Cross Curricular Planning Professional Development

I had the opportunity to work with one of the teacher specialists for staff development in Frederick County, Liz Stiffler. She is the one who is assigned to us because we have not made AYP. She must have a pretty fun job but I can see how some staff may view her as a threat since we are required to attend. So I offered to collaborate with her on one of her sessions. Once again, I am always looking for opportunities to showcase how technology can be used for instruction, even for professoinal development.

The first couple sessions that we attended had some really great ideas for getting students motivated and appeal to different learning styles. I generated several ideas for including technology in those sessions. So when I approached Liz about working together to include a technology componenet, she was more than willing to work together on the idea.

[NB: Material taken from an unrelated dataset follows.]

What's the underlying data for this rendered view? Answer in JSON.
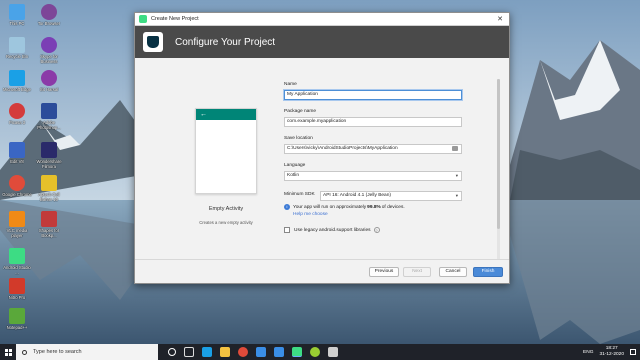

The topic Liz wanted to do was "Cross Curricular Planning." At the beginning of the year, the staff brainstormed ideas of what sort of support the staff development team could give them. One of the ideas was to demonstrate cross curricular planning. So Liz and I brainstormed how to present this in only a 45 minute session. I suggested we make a movie of a sample team meeting where teachers were doing cross curricular planning. This was an exciting idea.

Liz generated a script and we used Inspiration to create a cross curricular planning guide which we would give to teachers are the professional development session. Liz recruited some of her colleagues at Hayward Road and we met to film the video. Later we went back to TJ Middle to edit the video with Windows Movie maker. Finally, Liz 'hosted' a professional development video which we made with VlogIt! software.

We presented the video to the staff on a wintry day when snow was falling. Unfortunately, the snow forced the closing of school early, so we only had time to present to two teams. The first group, made of the sixth grade team did very well. I heard lots of great ideas of how to incorporate skills from other content areas into lessons. The staff seemed to really "get it" and seemed to see the value in it. I am sure many of them already did some cross curricular integration in the lessons on their own, but having a structured time to plan with other teachers usually helps improve a lesson.

As an elementary trained teacher, I firmly believe in the value of cross curricular planning. Students need to see and use skills outside of the content area before it begins to sink in as important to know. Otherwise, they use the skill in math class and walk out the door, never to think about it again. Children need to use a skill 25-40 times before it becomes part of their though process. I know that if I don't do something with great frequency for a while, I will always forget what to do. That's why we can't expect students to divide fractions on Tuesday, take the test on Wednesday and be able to recall that information if they never divide fractions again before the at MSA.